Toplantıya, Erzurum Valiliği ev sahipliği etti.

Toplantının öznesi ise…

Türkiye İnsan Hakları Ve Eşitlik Kurumu…

Bir devlet kurumu: başkanı ve üyelerini cumhurbaşkanı atıyor.

Başkanı da Prof.Dr. Muharrem Kılıç…

İbrahim Erkal Kültür Merkezi hınca hınç doluydu.

Sivil toplum da oradaydı, kamu mensupları da…

Besbelli ki Muharrem hoca da nitelikli biri ve alanında temayüz etmiş bir isim…

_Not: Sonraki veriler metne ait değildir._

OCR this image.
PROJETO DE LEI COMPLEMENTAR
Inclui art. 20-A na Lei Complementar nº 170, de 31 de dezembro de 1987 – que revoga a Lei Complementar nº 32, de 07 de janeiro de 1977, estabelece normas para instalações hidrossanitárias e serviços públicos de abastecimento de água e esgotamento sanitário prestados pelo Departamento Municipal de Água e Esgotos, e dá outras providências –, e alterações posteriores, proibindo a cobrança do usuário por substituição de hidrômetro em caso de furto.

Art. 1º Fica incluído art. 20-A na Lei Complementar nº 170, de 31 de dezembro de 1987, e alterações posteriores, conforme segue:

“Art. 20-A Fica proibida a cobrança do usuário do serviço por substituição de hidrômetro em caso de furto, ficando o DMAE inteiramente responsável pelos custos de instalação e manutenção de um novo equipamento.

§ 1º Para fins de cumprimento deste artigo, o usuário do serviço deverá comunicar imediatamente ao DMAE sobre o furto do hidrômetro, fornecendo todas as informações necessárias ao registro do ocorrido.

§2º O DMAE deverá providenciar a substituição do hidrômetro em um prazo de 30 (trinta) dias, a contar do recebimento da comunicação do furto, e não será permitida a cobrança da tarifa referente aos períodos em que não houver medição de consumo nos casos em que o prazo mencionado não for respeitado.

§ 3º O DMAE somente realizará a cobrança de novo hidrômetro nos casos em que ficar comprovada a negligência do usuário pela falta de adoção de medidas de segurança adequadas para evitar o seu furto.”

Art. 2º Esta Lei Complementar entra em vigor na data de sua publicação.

Güzel de bir konuşma yaptı.

Lakin asıl dokunaklı konuşmayı kim yaptı biliyor musunuz?

Cevap vereyim:

Vali Okay Memiş…

Meğerse bizim valimiz, aynı zamanda uzmanlık derecesinde bir insan hakları savunucusu ve gözlemcisiymiş.

Hem nalına vurdu, hem de mıhına…

Tabiri caizse maşeri vicdana tercüman oldu.

Ben de kişisel görüşlerimi ifade etmek için çok çaba harcadım, ama başkanın takdiri başka suallerden yana oldu!

Canı sağ olsun…

Bizim iyi kötü kendimizi ifade ettiğimiz bir mecramız var.

Belki de doğrusu oydu; sesini yeterince duyuramayanlar konuşsun…

İnsan hakları, asla fantezi konusu edilecek bir alan değildir.

İnsan hakları, sırf Avrupa müktesebatı gereği geçiştirilecek bir konu değildir.

İnsan hakları, bazı kamu görevlilerinin vatandaşlara dilerse bahşedeceği bir lütuf değildir.

En önemlisi de şudur:

İnsan hakları, tali derecede bir mesele hiç değildir.

Vali Okay Memiş’i sever ve sayarım…

İyi ki doğru bir tercihte bulunmuşum.

Zira, Vali Memiş herkesin gözünün içine baka baka bu insan hakları meselesinin nasıl milli ve insani bir mesele olduğunu tane tane anlattı.

Not:

Toplantıda, tevafuk eseri avukat Turan Çınar’la yan yana oturduk. O Turan Çınar ki, çok iyi bir hukukçu ve avukat olmasının ötesinde bu şehrin hakiki bir münevveri, halis bir sakini ve dik duruşu olan bir insanıdır.

Ben daha çömez bir muhabirken Turan ağabeyi, o devrin muktediri DYP’nin il başkanıydı ve davasının yılmaz bir savunucusuydu.

Çocukları profesör, doçent olmuş tamam da…

Bir öğrendim ki torunları bile kendi yolunda acayip kariyer yapmışlar.

Niye Erzurum’u canım pahasına seviyorum biliyor musunuz?

Çünkü bu şehirde, oturduğumuzda Turan Çınar gibi geçmişe dönük konuşabileceğim nice kıymetli ağabeylerim var.

Ve elbette ki Nefi’nin, Emrah’ın ve tabi ki Sümmani’nin şehri olduğu için çok seviyorum.

Yıllardır şunu haykırıyorum:

İnsan hakları, otoritenin vatandaşa bağışladığı bir hak değil; Allah’ın kullarına yaradılıştan ihsan ettiği bir nimettir.